I suppose you could say the same thing about all the "stimulus" spending here in America over the last year. We don't even have much growth to show for it. But that's another story for another column.
There's another interpretation. One China expert I know tells me you just have to write off the Mongolian city to the massive inefficiency of communist control of the economy. He says that some poobah in some bureaucracy decided that there needed to be a new provincial capital -- and so one was built. Then for some reason he changed his mind.

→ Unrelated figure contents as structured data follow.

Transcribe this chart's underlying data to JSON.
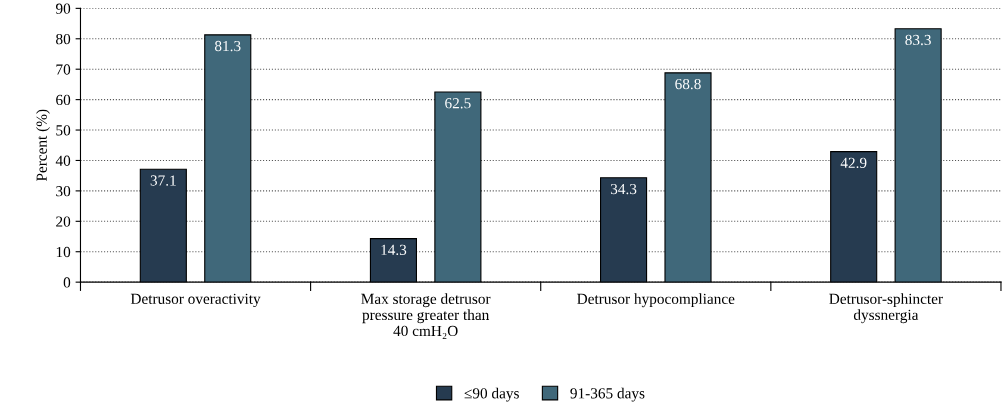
{
  "chart_data": {
    "type": "bar",
    "ylabel": "Percent (%)",
    "categories": [
      "Detrusor overactivity",
      "Max storage detrusor\npressure greater than\n40 cmH₂O",
      "Detrusor hypocompliance",
      "Detrusor-sphincter\ndyssnergia"
    ],
    "series": [
      {
        "name": "≤90 days",
        "color": "#263b50",
        "values": [
          37.1,
          14.3,
          34.3,
          42.9
        ]
      },
      {
        "name": "91-365 days",
        "color": "#40687a",
        "values": [
          81.3,
          62.5,
          68.8,
          83.3
        ]
      }
    ],
    "ylim": [
      0,
      90
    ],
    "yticks": [
      0,
      10,
      20,
      30,
      40,
      50,
      60,
      70,
      80,
      90
    ],
    "grid": "y",
    "legend": "bottom",
    "data_labels": true
  }
}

So that means you have to consider a trade-off when you invest in China. On one hand, there's that great growth story. Every time a farmer comes from the country and gets a job in a factory, that's growth. And there are a lot of farmers. But on the other hand, it's a totalitarian country, where colossal blunders will be made by those in control. You have to ask yourself why China can do a better job with a command-and-control approach to the economy than the Soviets did. The resolution is a happy one -- because China is liberalizing, giving up more and more control to firms and individuals, and letting people get rich in the process. The USSR never did that. But that process has a long way to go, and along the way there will be massive inefficiencies.

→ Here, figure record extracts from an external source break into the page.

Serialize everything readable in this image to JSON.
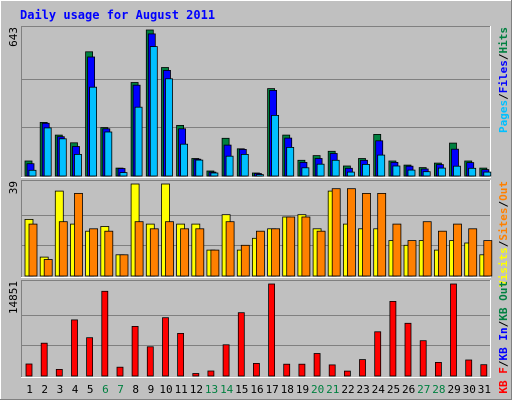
{
  "chart_data": {
    "type": "bar",
    "title": "Daily usage for August 2011",
    "categories": [
      "1",
      "2",
      "3",
      "4",
      "5",
      "6",
      "7",
      "8",
      "9",
      "10",
      "11",
      "12",
      "13",
      "14",
      "15",
      "16",
      "17",
      "18",
      "19",
      "20",
      "21",
      "22",
      "23",
      "24",
      "25",
      "26",
      "27",
      "28",
      "29",
      "30",
      "31"
    ],
    "weekend_days": [
      "6",
      "7",
      "13",
      "14",
      "20",
      "21",
      "27",
      "28"
    ],
    "colors": {
      "background": "#c0c0c0",
      "frame": "#ffffff",
      "title": "#0000ff",
      "hits": "#008040",
      "files": "#0000ff",
      "pages": "#00c0ff",
      "visits": "#ffff00",
      "sites": "#ff8000",
      "kbin": "#0000ff",
      "kbout": "#008040",
      "kbf": "#ff0000",
      "weekend_label": "#008040",
      "weekday_label": "#000000"
    },
    "panels": [
      {
        "name": "top",
        "max_label": "643",
        "ymax": 643,
        "legend": [
          {
            "text": "Pages",
            "color": "#00c0ff"
          },
          {
            "text": "/",
            "color": "#000000"
          },
          {
            "text": "Files",
            "color": "#0000ff"
          },
          {
            "text": "/",
            "color": "#000000"
          },
          {
            "text": "Hits",
            "color": "#008040"
          }
        ],
        "series": [
          {
            "name": "Hits",
            "color": "#008040",
            "values": [
              66,
              236,
              180,
              146,
              547,
              213,
              35,
              412,
              643,
              478,
              223,
              77,
              22,
              166,
              120,
              13,
              385,
              180,
              69,
              90,
              109,
              44,
              77,
              183,
              66,
              48,
              37,
              57,
              145,
              66,
              35
            ]
          },
          {
            "name": "Files",
            "color": "#0000ff",
            "values": [
              54,
              232,
              173,
              130,
              524,
              208,
              33,
              400,
              626,
              465,
              208,
              74,
              17,
              136,
              117,
              11,
              377,
              167,
              60,
              77,
              99,
              34,
              69,
              155,
              60,
              43,
              31,
              50,
              118,
              59,
              28
            ]
          },
          {
            "name": "Pages",
            "color": "#00c0ff",
            "values": [
              25,
              212,
              164,
              95,
              391,
              194,
              15,
              303,
              570,
              428,
              140,
              70,
              13,
              87,
              95,
              6,
              267,
              126,
              36,
              52,
              69,
              17,
              51,
              92,
              44,
              26,
              19,
              35,
              43,
              34,
              17
            ]
          }
        ]
      },
      {
        "name": "middle",
        "max_label": "39",
        "ymax": 39,
        "legend": [
          {
            "text": "Visits",
            "color": "#ffff00"
          },
          {
            "text": "/",
            "color": "#000000"
          },
          {
            "text": "Sites",
            "color": "#ff8000"
          },
          {
            "text": "/",
            "color": "#000000"
          },
          {
            "text": "Out",
            "color": "#ff8000"
          }
        ],
        "series": [
          {
            "name": "Visits",
            "color": "#ffff00",
            "values": [
              24,
              8,
              36,
              22,
              19,
              21,
              9,
              39,
              22,
              39,
              22,
              22,
              11,
              26,
              11,
              16,
              20,
              25,
              26,
              20,
              36,
              22,
              20,
              20,
              15,
              13,
              15,
              11,
              15,
              14,
              9
            ]
          },
          {
            "name": "Sites",
            "color": "#ff8000",
            "values": [
              22,
              7,
              23,
              35,
              20,
              19,
              9,
              23,
              20,
              23,
              20,
              20,
              11,
              23,
              13,
              19,
              20,
              25,
              25,
              19,
              37,
              37,
              35,
              35,
              22,
              15,
              23,
              19,
              22,
              20,
              15
            ]
          }
        ]
      },
      {
        "name": "bottom",
        "max_label": "14851",
        "ymax": 14851,
        "legend": [
          {
            "text": "KB F",
            "color": "#ff0000"
          },
          {
            "text": "/",
            "color": "#000000"
          },
          {
            "text": "KB In",
            "color": "#0000ff"
          },
          {
            "text": "/",
            "color": "#000000"
          },
          {
            "text": "KB Out",
            "color": "#008040"
          }
        ],
        "series": [
          {
            "name": "KB F",
            "color": "#ff0000",
            "values": [
              1944,
              5287,
              1064,
              9061,
              6176,
              13668,
              1424,
              8004,
              4721,
              9407,
              6876,
              408,
              804,
              5035,
              10215,
              2040,
              14851,
              1908,
              1908,
              3640,
              1796,
              790,
              2640,
              7130,
              12036,
              8500,
              5700,
              2200,
              14851,
              2590,
              1830
            ]
          }
        ]
      }
    ]
  }
}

What's more, the inefficiencies and the liberalization have strange and dangerous interaction effects. Consider the Chinese real estate market. You hear all the time that it's a bubble of even more epic proportions than the sub-prime bubble in the U.S. a couple years ago. When it bursts, it's going to be all over for China -- or so the story goes.

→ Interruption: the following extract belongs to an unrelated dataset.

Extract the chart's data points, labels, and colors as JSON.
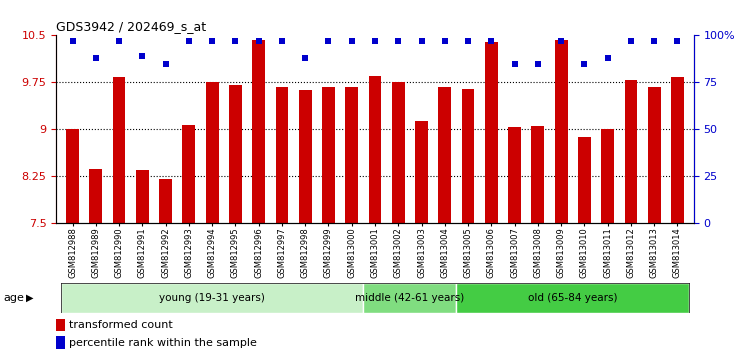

A friend of mine, Michael Kurtz, is stationed in China as a strategist for the global securities firm Macquarie, and he thinks the Chinese real estate market both is and is not a bubble. He published some of his thoughts in a recent commentary for the Asian edition of The Wall Street Journal. Read the whole thing. It's fascinating stuff.
Mike notes the story going around that there are supposedly 65 million vacant residential units in China. Combined with the massive ongoing bull market in housing prices, on the face of it there would appear to be a massive overinvestment -- a bubble just waiting to burst.
But Mike thinks maybe it's a rational bubble, and he sees reasons why it may not burst for a long time. In China, personal income taxes are very low. Government gets revenues by controlling interest rates at very low levels -- and forbidding citizens to invest outside the country. Those low rates are a subsidy for state-owned companies who get to borrow money on the cheap, and they in turn pay heavy taxes.
So the rational Chinese citizen buys real estate, both for his own housing and as an investment. And it's no tragedy if his investment units are unoccupied and generating no rent because there are no property taxes. So why not?
The worst thing that happens is you wait a couple years until another hundred million farmers migrate into the city to work -- and all of a sudden you've got plenty of renters generating income for you. In the meantime, what else did you have to do with the money anyway?
See? It's a rational bubble. And there's no reason why it should burst unless China suddenly changes all the rules that make it rational in the first place. Is China going to do that? Is it suddenly going to impose big income taxes on its citizens? Mike doubts it -- if it did, then those citizens might actually demand a voice in government. And China's just not ready for that much liberalization.
For Mike the worst problem is that the rational bubble ends up being a barrier to political maturation. Even if China wanted to liberalize more fundamentally, would it risk a housing-led recession by pulling the rug out from under that critical store of wealth for tens of millions of its citizens?
It's like I said. China is the greatest investment opportunity in the world. And it's a bubble. Both.